2010年4月16日金曜日

久石譲さん「2001年宇宙の旅」を語る

「わかりやすいということは決して良いことではない。難解な映画や音楽、絵画などに接したとき「これは何?」という畏怖にも似た疑問がおこる。だから頭を働かせる。わかろうとするからだ。あるいは自分の感覚を最大限広げて感じようとする。そこにイマジネーションが湧く。もちろん優れた作品であることが前提だ。何も大衆性を否定しているわけではない。その両方が無い作品に接する時間ほど無駄なものはないと考えるのだが、作る側としてはそのさじ加減が難しい。スタンリー・キューブリックの「2001年宇宙の旅」はその答えの一つである。

・・・謎の物体「モノリス」をめぐる展開だが一貫した主役はなく各シークエンスも関連性に乏しくわかりづらい。・・・・ぼくは最初これは映画ではないとさえ思ったのだが、何度か見ていくうちに映像と音楽の関係性に圧倒され、今ではぼくの「名作中の名作」である。

・・・映画全体の音楽は15曲(メドレーは一曲として)で数は多くはないが一旦なり出すと長く使っている。その関係は映像につけるのではなくてむしろ映画自体を引っ張っていくエンジンのような役割だ。

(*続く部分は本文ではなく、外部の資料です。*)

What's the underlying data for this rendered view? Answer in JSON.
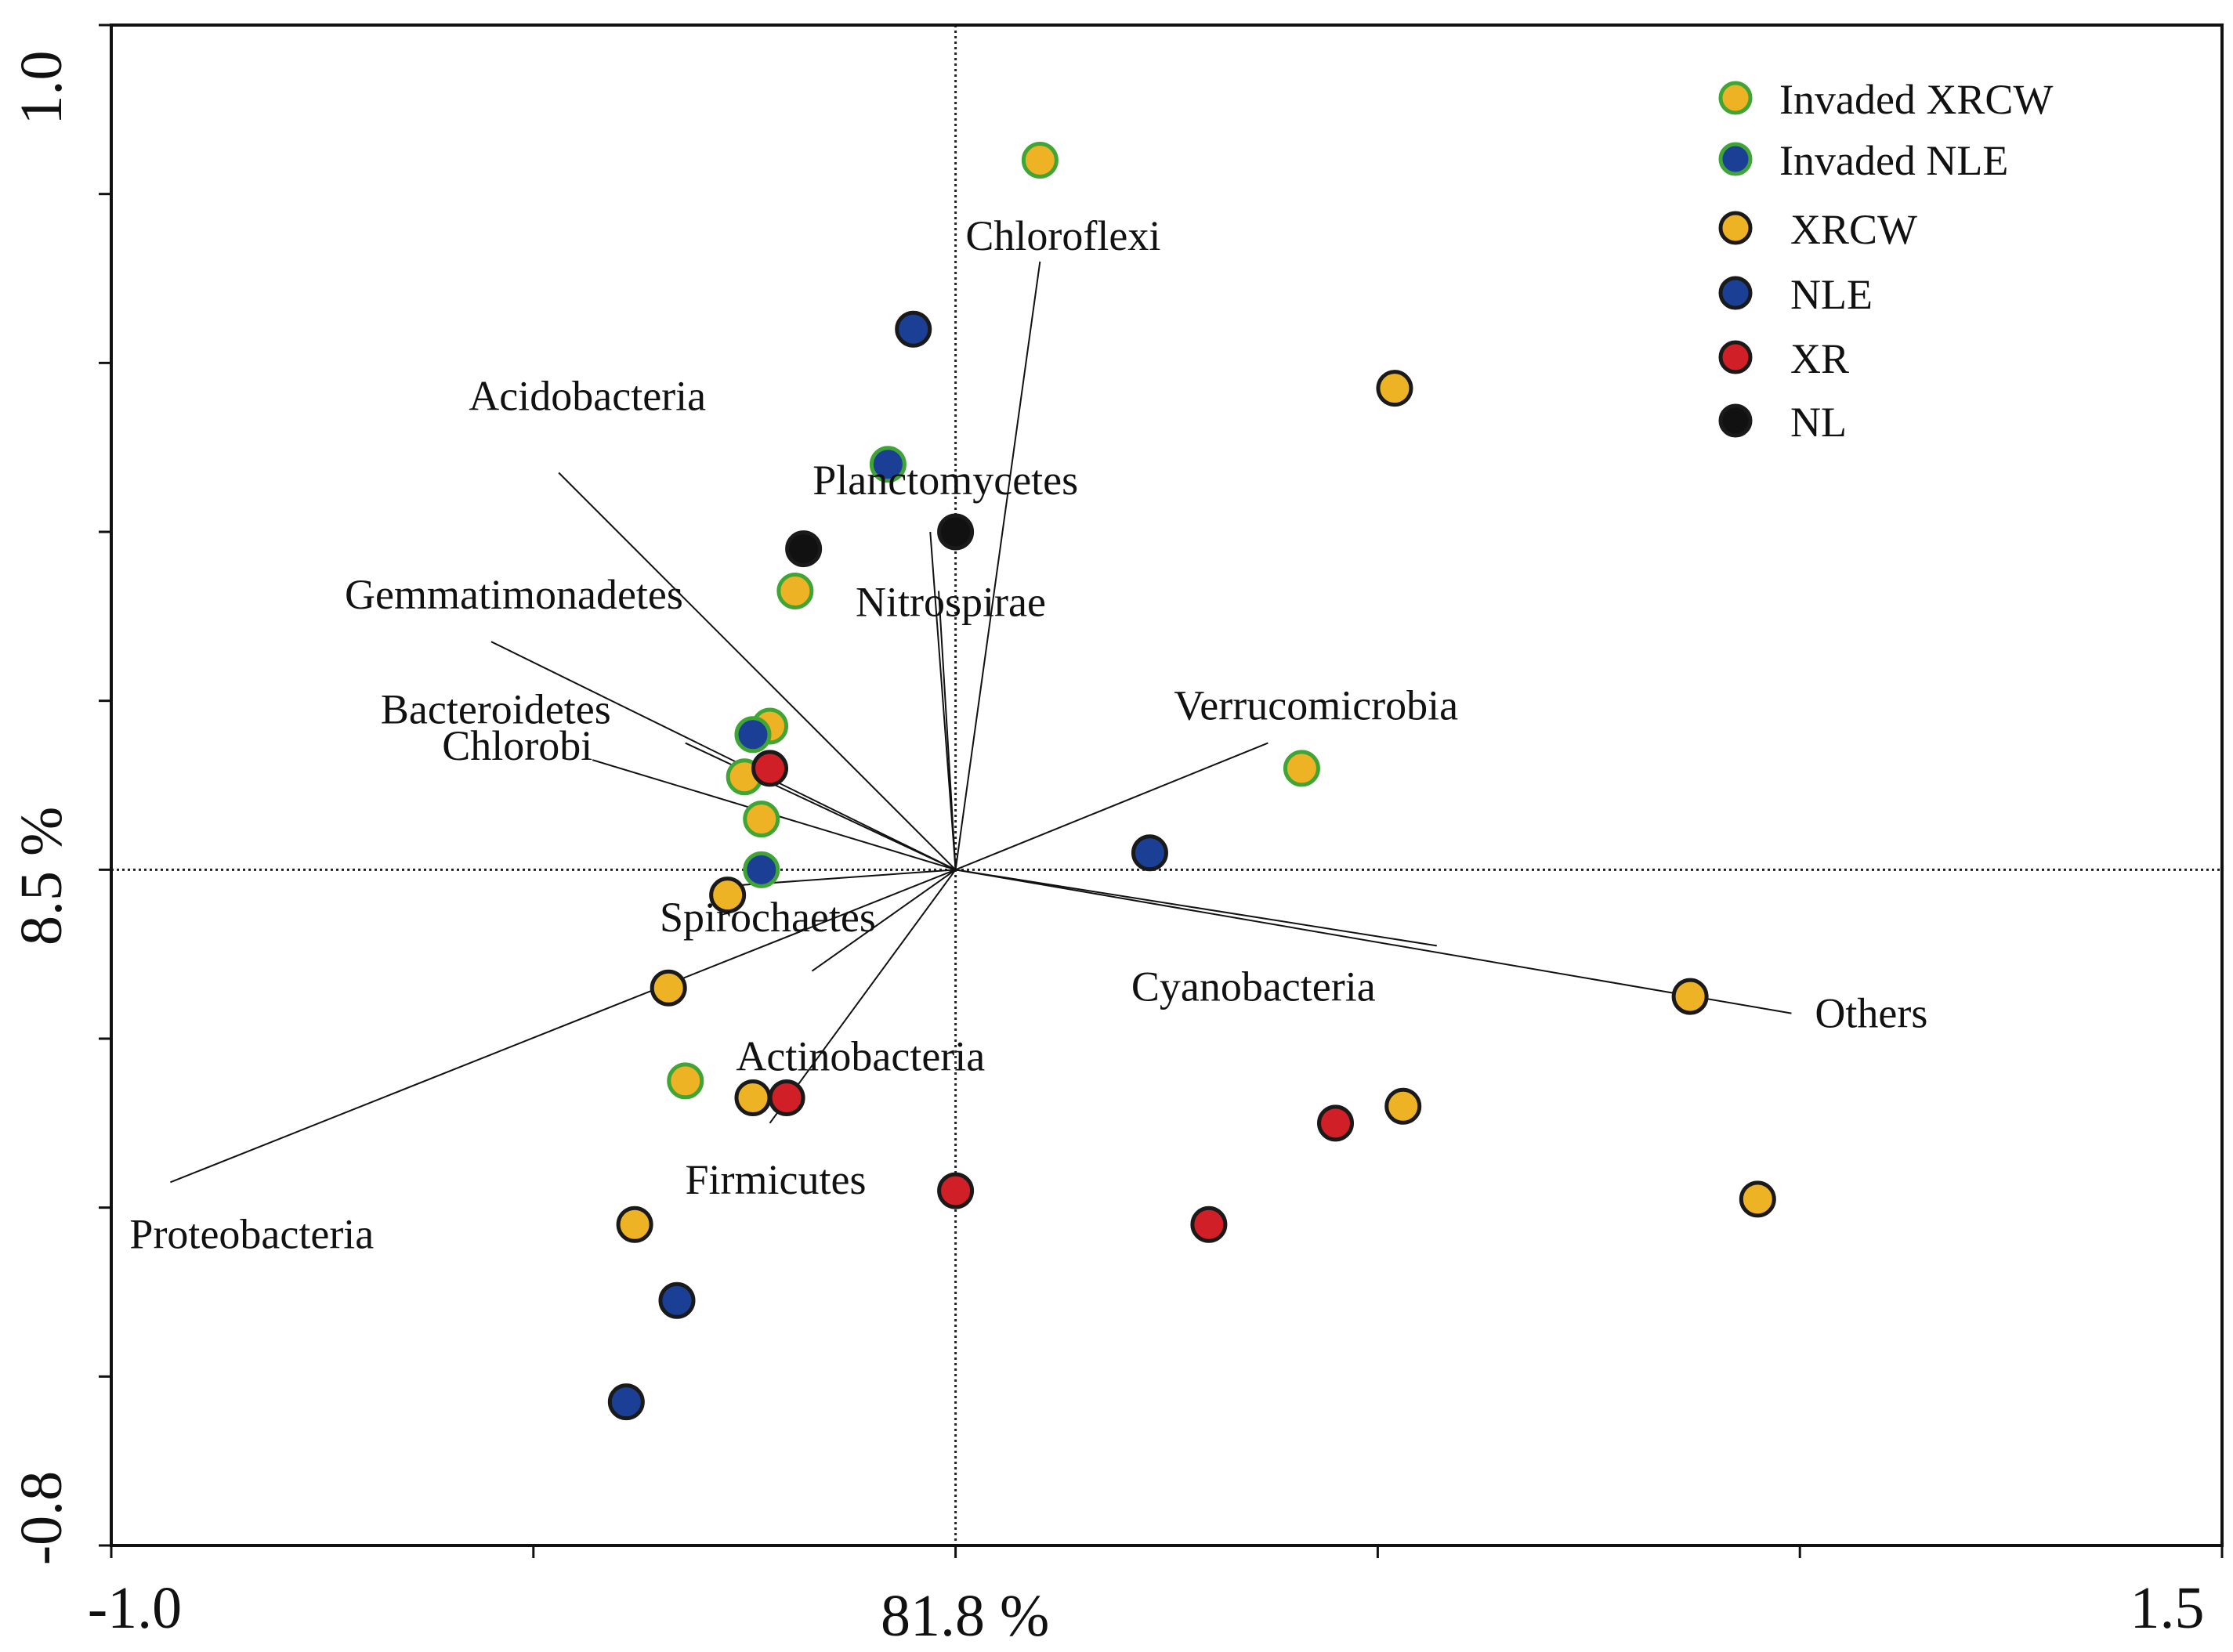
{
  "chart_data": {
    "type": "scatter",
    "subtype": "ordination biplot",
    "xlim": [
      -1.0,
      1.5
    ],
    "ylim": [
      -0.8,
      1.0
    ],
    "xaxis": {
      "min_label": "-1.0",
      "center_label": "81.8 %",
      "max_label": "1.5",
      "minor_tick_step": 0.5
    },
    "yaxis": {
      "min_label": "-0.8",
      "center_label": "8.5 %",
      "max_label": "1.0",
      "minor_tick_step": 0.2
    },
    "grid": false,
    "reference_lines": {
      "x": 0,
      "y": 0,
      "style": "dotted"
    },
    "legend_position": "top-right",
    "legend": [
      {
        "label": "Invaded XRCW",
        "fill": "#EDB325",
        "edge": "#3FA535"
      },
      {
        "label": "Invaded NLE",
        "fill": "#1B3F95",
        "edge": "#3FA535"
      },
      {
        "label": "XRCW",
        "fill": "#EDB325",
        "edge": "#1a1a1a"
      },
      {
        "label": "NLE",
        "fill": "#1B3F95",
        "edge": "#1a1a1a"
      },
      {
        "label": "XR",
        "fill": "#D01F26",
        "edge": "#1a1a1a"
      },
      {
        "label": "NL",
        "fill": "#111111",
        "edge": "#1a1a1a"
      }
    ],
    "series": [
      {
        "name": "Invaded XRCW",
        "points": [
          [
            0.1,
            0.84
          ],
          [
            -0.19,
            0.33
          ],
          [
            -0.22,
            0.17
          ],
          [
            -0.25,
            0.11
          ],
          [
            -0.23,
            0.06
          ],
          [
            0.41,
            0.12
          ],
          [
            -0.32,
            -0.25
          ]
        ]
      },
      {
        "name": "Invaded NLE",
        "points": [
          [
            -0.08,
            0.48
          ],
          [
            -0.24,
            0.16
          ],
          [
            -0.23,
            0.0
          ]
        ]
      },
      {
        "name": "XRCW",
        "points": [
          [
            0.52,
            0.57
          ],
          [
            -0.27,
            -0.03
          ],
          [
            -0.34,
            -0.14
          ],
          [
            -0.24,
            -0.27
          ],
          [
            0.53,
            -0.28
          ],
          [
            0.87,
            -0.15
          ],
          [
            0.95,
            -0.39
          ],
          [
            -0.38,
            -0.42
          ]
        ]
      },
      {
        "name": "NLE",
        "points": [
          [
            -0.05,
            0.64
          ],
          [
            0.23,
            0.02
          ],
          [
            -0.33,
            -0.51
          ],
          [
            -0.39,
            -0.63
          ]
        ]
      },
      {
        "name": "XR",
        "points": [
          [
            -0.22,
            0.12
          ],
          [
            -0.2,
            -0.27
          ],
          [
            0.0,
            -0.38
          ],
          [
            0.45,
            -0.3
          ],
          [
            0.3,
            -0.42
          ]
        ]
      },
      {
        "name": "NL",
        "points": [
          [
            -0.18,
            0.38
          ],
          [
            0.0,
            0.4
          ]
        ]
      }
    ],
    "vectors": [
      {
        "name": "Chloroflexi",
        "end": [
          0.1,
          0.72
        ],
        "label": "Chloroflexi",
        "label_anchor": "start"
      },
      {
        "name": "Acidobacteria",
        "end": [
          -0.47,
          0.47
        ],
        "label": "Acidobacteria",
        "label_anchor": "end"
      },
      {
        "name": "Planctomycetes",
        "end": [
          -0.03,
          0.4
        ],
        "label": "Planctomycetes",
        "label_anchor": "start"
      },
      {
        "name": "Nitrospirae",
        "end": [
          -0.02,
          0.33
        ],
        "label": "Nitrospirae",
        "label_anchor": "start"
      },
      {
        "name": "Gemmatimonadetes",
        "end": [
          -0.55,
          0.27
        ],
        "label": "Gemmatimonadetes",
        "label_anchor": "end"
      },
      {
        "name": "Bacteroidetes",
        "end": [
          -0.32,
          0.15
        ],
        "label": "Bacteroidetes",
        "label_anchor": "end"
      },
      {
        "name": "Chlorobi",
        "end": [
          -0.43,
          0.13
        ],
        "label": "Chlorobi",
        "label_anchor": "end"
      },
      {
        "name": "Verrucomicrobia",
        "end": [
          0.37,
          0.15
        ],
        "label": "Verrucomicrobia",
        "label_anchor": "start"
      },
      {
        "name": "Spirochaetes",
        "end": [
          -0.28,
          -0.02
        ],
        "label": "Spirochaetes",
        "label_anchor": "end"
      },
      {
        "name": "Cyanobacteria",
        "end": [
          0.57,
          -0.09
        ],
        "label": "Cyanobacteria",
        "label_anchor": "start"
      },
      {
        "name": "Others",
        "end": [
          0.99,
          -0.17
        ],
        "label": "Others",
        "label_anchor": "start"
      },
      {
        "name": "Actinobacteria",
        "end": [
          -0.17,
          -0.12
        ],
        "label": "Actinobacteria",
        "label_anchor": "start"
      },
      {
        "name": "Firmicutes",
        "end": [
          -0.22,
          -0.3
        ],
        "label": "Firmicutes",
        "label_anchor": "start"
      },
      {
        "name": "Proteobacteria",
        "end": [
          -0.93,
          -0.37
        ],
        "label": "Proteobacteria",
        "label_anchor": "start"
      }
    ]
  }
}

・・・まず驚くのは宇宙航行にヨハン・シュトラウス2世の「美しき青きドナウ」を使っていることだ。無重力の漆黒の宇宙に浮いた宇宙船がワルツのリズムに乗ってあらわれたときは仰天した。・・・なんといっても衝撃を受けるのはジェルジ・リゲティの曲の使用である。20世紀後半のもっとも重要な現代音楽の作曲家だが難解である。・・・圧巻は木星と無限の彼方(異次元への突入)で15分にわたり流れる3曲ほどのメドレー。多くの監督が望む大衆性とはま逆の姿勢をキューブリックは音楽でも貫く

・・・決してわかりやすい音楽と映像との関係ではないが、そこには新鮮な「何?」が必ずあり、我々のイマジネーションを駆り立てるのである。」

この映画、他の映画とは一線を画しているとはわかるのだけれど、実は私、何べん見てもなんだかよくわからない。久石さんをして「難解な」ものなのだ、私のような凡人にはイマジネーションを駆り立ててくれればよし、としよう。そうと分かれば、ちょっとうれしい。それに、ず~っと考えていたら、ある日突然悟りが開けることだってあるかもしれないし。今回音楽に関しては大変重要な指針をもらったので、そこに注意して見てみよう。

天才は普通の人が畏怖の念を抱くような何かを、絵画で、音楽で、文学で表現する。キューブリックはそんな全てを拾い上げ、作品にしているのだなぁ。凡人の悲しさと気楽さを感じつつ、天才の孤独を想像してみる。